A DUNCE’S GUIDE TO CONFEDERATE AND ART CRITICISM

by Richard Worth

Often my articles here in the Arts section follow a similar pattern; I observe what I think is a poor defence or poor criticism of a subject, give my contrary reasoning and cast some shade, then tried to conclude with what I think is a better approach to art in general. The overall meta-thesis tends to be “artists and audiences need to be smarter and less sensitive”.

Whilst I do have fun writing such pieces, I feel that my critical pattern is par for the course for liberalism in general. There is an overwhelming feeling of being against something rather than for something. Politically I can reason myself around this. If I’m against inequality in the workplace, I’m de facto for equality. With the arts though it can make me feel like a grumpy old curmudgeon who hates everything and writes from a place of negativity and harsh criticism; To remedy that I wanted to write about something that I was excited about. I failed.

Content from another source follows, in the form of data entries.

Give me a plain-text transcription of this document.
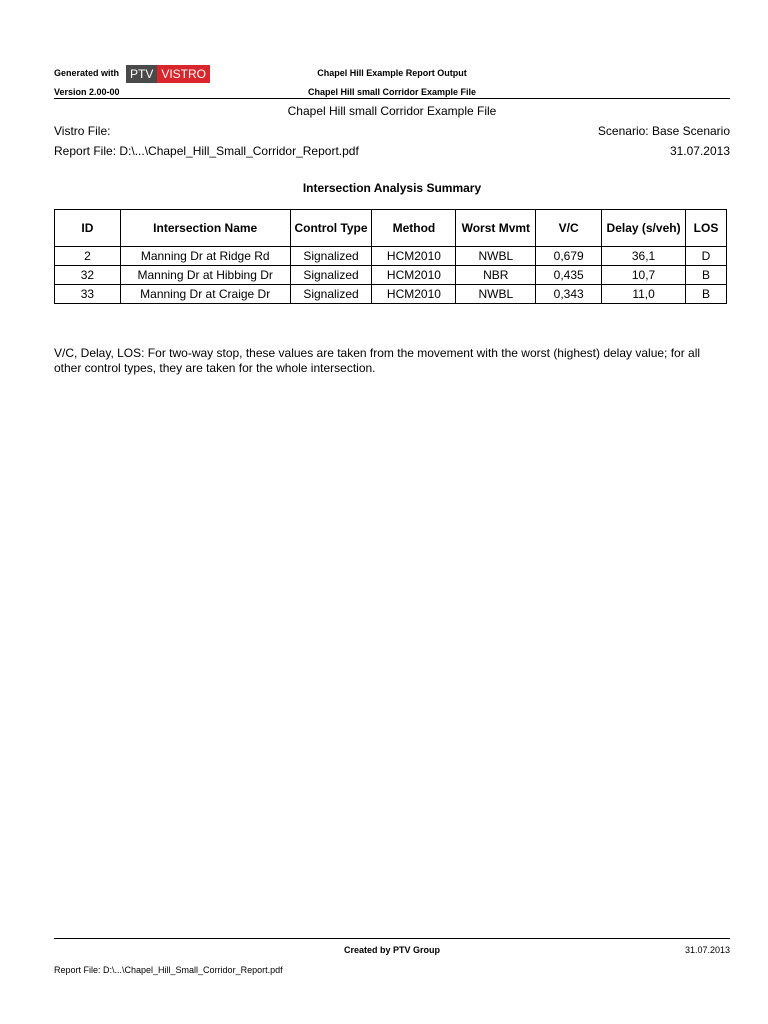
Generated with PTV VISTRO	Chapel Hill Example Report Output
Version 2.00-00	Chapel Hill small Corridor Example File
Chapel Hill small Corridor Example File
Vistro File:	Scenario: Base Scenario
Report File: D:\...\Chapel_Hill_Small_Corridor_Report.pdf	31.07.2013
Intersection Analysis Summary
ID	Intersection Name	Control Type	Method	Worst Mvmt	V/C	Delay (s/veh)	LOS
2	Manning Dr at Ridge Rd	Signalized	HCM2010	NWBL	0,679	36,1	D
32	Manning Dr at Hibbing Dr	Signalized	HCM2010	NBR	0,435	10,7	B
33	Manning Dr at Craige Dr	Signalized	HCM2010	NWBL	0,343	11,0	B
V/C, Delay, LOS: For two-way stop, these values are taken from the movement with the worst (highest) delay value; for all other control types, they are taken for the whole intersection.
Created by PTV Group	31.07.2013
Report File: D:\...\Chapel_Hill_Small_Corridor_Report.pdf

Not only is it a great crime drama with a nunchuck-wielding lead named Dashiell Bad Horse, but the show will have an almost entirely Native American cast and give a voice and representation to the issue of a people marginalised and mistreated in their own land.

What I wanted to write about is the upcoming television adaptation of Jason Aaron and R.M. Guéra comics series Scalped. I love Scalped. It’s a gritty western-crime-noir about an undercover F.B.I. agent on Prairie Rose Indian Reservation. It’s brutal, tense and amazing. Its depiction of life on the “rez” and the struggles of Native Americans feel raw and honest and uncomfortable. I’m not the type of guy who gets super excited for either comic book adaptations or TV series, but this is different. Not only is it a great crime drama with a nunchuck-wielding lead named Dashiell Bad Horse, but the show will have an almost entirely Native American cast and give a voice and representation to the issue of a people marginalised and mistreated in their own land.

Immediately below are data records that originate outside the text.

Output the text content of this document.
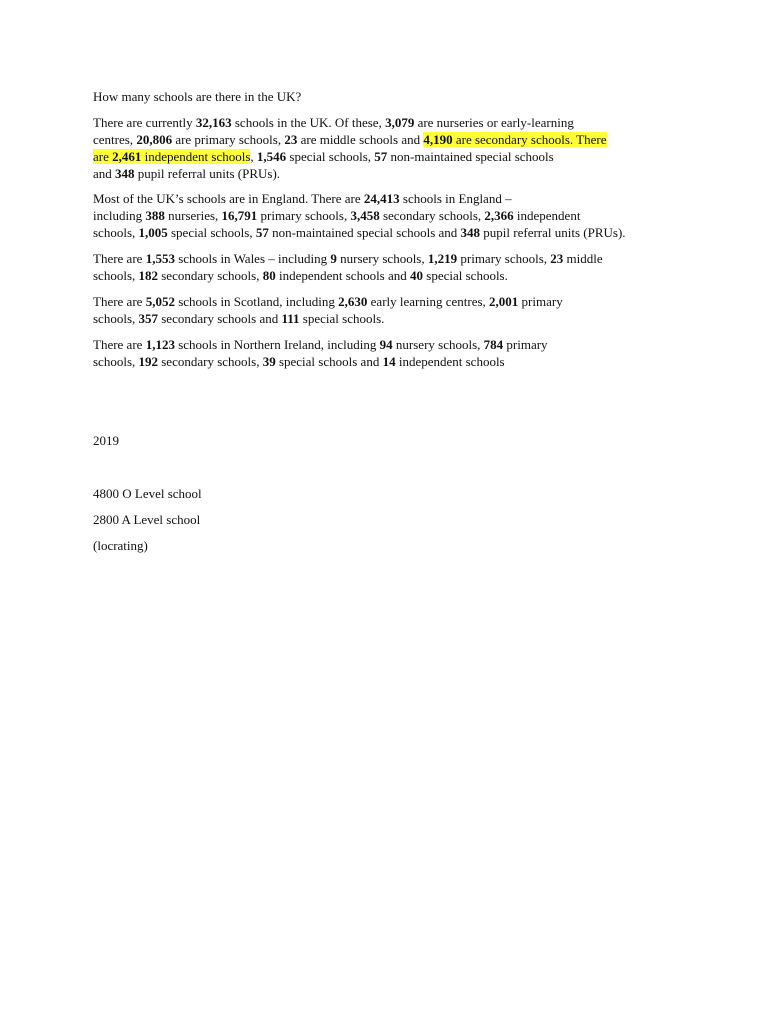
How many schools are there in the UK?
There are currently 32,163 schools in the UK. Of these, 3,079 are nurseries or early-learning
centres, 20,806 are primary schools, 23 are middle schools and 4,190 are secondary schools. There
are 2,461 independent schools, 1,546 special schools, 57 non-maintained special schools
and 348 pupil referral units (PRUs).
Most of the UK’s schools are in England. There are 24,413 schools in England –
including 388 nurseries, 16,791 primary schools, 3,458 secondary schools, 2,366 independent
schools, 1,005 special schools, 57 non-maintained special schools and 348 pupil referral units (PRUs).
There are 1,553 schools in Wales – including 9 nursery schools, 1,219 primary schools, 23 middle
schools, 182 secondary schools, 80 independent schools and 40 special schools.
There are 5,052 schools in Scotland, including 2,630 early learning centres, 2,001 primary
schools, 357 secondary schools and 111 special schools.
There are 1,123 schools in Northern Ireland, including 94 nursery schools, 784 primary
schools, 192 secondary schools, 39 special schools and 14 independent schools
2019
4800 O Level school
2800 A Level school
(locrating)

The flipside to this is that because of its realism, the dramatis personae of Prairie Rose are not the likeable or even the good people. The poverty inherent in the community leads to widespread alcohol and drug dependency, prostitution, and rampant crime, violence and racism. I predict the op-ed pieces will praise its avoidance of the “savage noble” trope but wring hands over a negative depiction of Native Americans in arguably the first Native American led show. The reason I think this is Confederate.

This is HBO’s upcoming show from the Game of Thrones showrunners, which focuses on an alternative history where the South won the American Civil War. It’s faced a lot of backlash. Some of it, quite correctly, aimed at the utterly lazy premise, but there’s a wider concern too. Ta-Nehisi Coates has written very elegantly about the problem that the world Confederate asserts is frighteningly close to the one we already inhabit. He argues against the stance I imagine the bulk of people have taken in just waiting to see it when it’s out, on the grounds that the concept is so flawed and tarnished by history that no amount of talent can save the show.

If Confederate, a show about which we only know the premise, faces this much backlash, how will other shows fare?

I know it’s ridiculous to take a reaction to one show that hasn’t even aired and apply it to another. But it did make me think about the liberal reaction to arts. If Confederate, a show about which we only know the premise, faces this much backlash, how will other shows fare? Does fiction undermine or highlight our realities? Do our sensitivities as separate audiences hinder our stories reaching unfamiliar audiences?

To some extent, The Handmaid’s Tale takes the same flavour of “what if?” storytelling as Confederate proposes. Women still face inequality, and religious bigotry controls and dictates their societal role. Once again I know it’s not entirely fair to equate the two, but I can’t help but feel that The Handmaid’s Tale shares the same problems at conception as Confederate but is given a pass because its content has already existed in a less ubiquitous art form. Maybe that means Scalped stands a chance? Does the medium make a difference to the message? Does it mean television can’t take a chance on potentially difficult shows that aren’t adaptations? Is conception more important than execution?

It’s hard for me to answer these questions. Each one has the potential to be a full article. Each one could be a complicated criticism, taking various angles and approaches to storytelling, storytellers and audiences. Explorations of history, politics, philosophy and sociology could be undertaken and appropriated. I could invert by critical thinking and redesign my articles, but I think the same patterns always emerge. In art, all this debate, dialectic and discussion is weighted always against one reductive and brilliant question; “Is it good art?”

I didn’t really get to rave about something I enjoyed for an entire article, and still have the sensation of being a grumpy old curmudgeon but there is a positive outcome to this. Whichever side of the Confederate debate you fall on, you should still ask “is it good art?” because art criticism forces us to say, “Yes because…” or, “No because…”. Both answers help to refine and improve art, both at conception and execution.